* FTSE 100 down 0.1 pct
* Heavyweight pharmas weigh
* Higher energy price, strong results buoy energy stocks
* Taylor Wimpey H1 profits drop
By Michael Taylor
LONDON, Aug 27 (Reuters) - Britain's leading shares fell by
midday on Wednesday, undercut by weaker drugmakers, while oil
shares tracked rising U.S. crude prices.
At 1108 GMT the FTSE 100 <> was down 6.7 points, or 0.1
percent at 5,464.0. The UK's bluechip index is now down about 15
percent this year on fears of a recession, concerns over rising
commodity prices and the impact of a global credit crunch.
Pharmaceuticals suffered as traders said investors were
switching from the sector, which has been the best performer in
Europe so far this year. GlaxoSmithKline <GSK.L> lost 1.6
percent and AstraZeneca <AZN.L> dipped 1.1 percent.
On the upside, heavyweight oil shares were in demand as
crude prices <CLc1> traded towards $118 a barrel and after oil
explorer Tullow Oil <TLW.L> said net profit from continued
activities more than doubled in the first half of the year to
126 million pounds helped by higher oil prices.
Tullow Oil tacked on 1.6 percent. []
Oil and gas services firm Petrofac <PFC.L> also reported
better-than-expected first-half net profit up 57 percent from a
year ago and its shares rose 4.4 percent.
BP <BP.L>, Royal Dutch Shell <RDSa.L>, gas producer BG Group
<BG.L> and Cairn Energy <CNE.L> put on 0.4 to 3.4 percent.
In other commodities, miner Antofagasta <ANTO.L> posted an
8.8 percent rise in first-half earnings per share, helped by
higher copper output and prices which outweighed rising costs.
Its stock was up 3.1 percent.
"We have some reasonably big companies reporting today, the
likes of Antofagasta and Tullow Oil, but in some way no great
surprises. The stocks are reacting as you might expect," said
Tim Hughes, head of sales trading.
Hughes said trading volume was light because many traders
and fund managers were on holiday, leaving the market with
little direction.
On the economic front, traders will eye U.S. durable goods
data for July, due at 1230 GMT, for a further clues on the
health of the world's largest economy.
The Federal Deposit Insurance Corp said on Tuesday that 117
U.S. banks were on its troubled banks list at the end of the
second quarter, up from 90 after the first three months.
In the UK, banks were mixed, with Barclays <BARC.L> and HSBC
<HSBA.L> losing 0.1-0.2 percent, while Royal Bank of Scotland
<RBS.L> and HBOS <HBOS.L> added 0.2-0.9 percent.
TAYLOR WIMPEY DOWN
Housebuilder Taylor Wimpey <TW.L> shed 5.8 percent after the
mid-cap firm reported a sharp fall in first-half profit and said
it was scrapping its interim dividend due to challenging market
conditions in the UK, U.S. and Spain.
Other housebuilders also took a beating, with Persimmon
<PSN.L>, Bovis Homes <BVS.L> and Barratt Developments <BDEV.L>
slipping between 2.8 and 3.9 percent.
Among individual stocks, Liberty International <LII.L>,
Capita Group <CPI.L>, InterContinental Hotels <IHG.L> and
Admiral Group <ADML.L> fell after going ex-dividend.
G4S <GFS.L>, the world's biggest security and guarding firm
by value, rose 4.5 percent as it met expectations with a
26-percent rise in first-half operating profit and said it
remained confident for the full year. []
Britain's second-biggest pubs group Enterprise Inns <ETI.L>
lost 6.8 percent to top the FTSE 100 losers, dragged down by a
downgrade from Cazenove to "underperform" from "in-line".

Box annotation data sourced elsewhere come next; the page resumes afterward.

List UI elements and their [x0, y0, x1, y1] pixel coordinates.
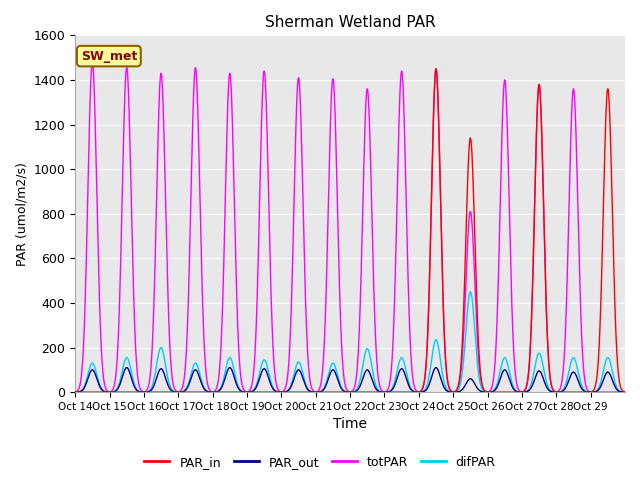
Y-axis label: PAR (umol/m2/s): PAR (umol/m2/s)	[15, 162, 28, 265]
Title: Sherman Wetland PAR: Sherman Wetland PAR	[265, 15, 435, 30]
Legend: PAR_in, PAR_out, totPAR, difPAR: PAR_in, PAR_out, totPAR, difPAR	[140, 451, 500, 474]
Text: SW_met: SW_met	[81, 49, 137, 62]
X-axis label: Time: Time	[333, 418, 367, 432]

"Look at the volumes," said David Buik at BGC Partners.
"People are nervous and fractious...we are in a bear-squeeze
trading market."
"People are getting confused about what looks cheap and good
value, and what sentiment is. Sentiment is dreadful."
"There is very little logic behind it. We will see a market
that bobs up and down like a cork in a bath for the next three
months until we get close to the banks telling us 'we have
quantified our losses, it's business as usual'." Buik added.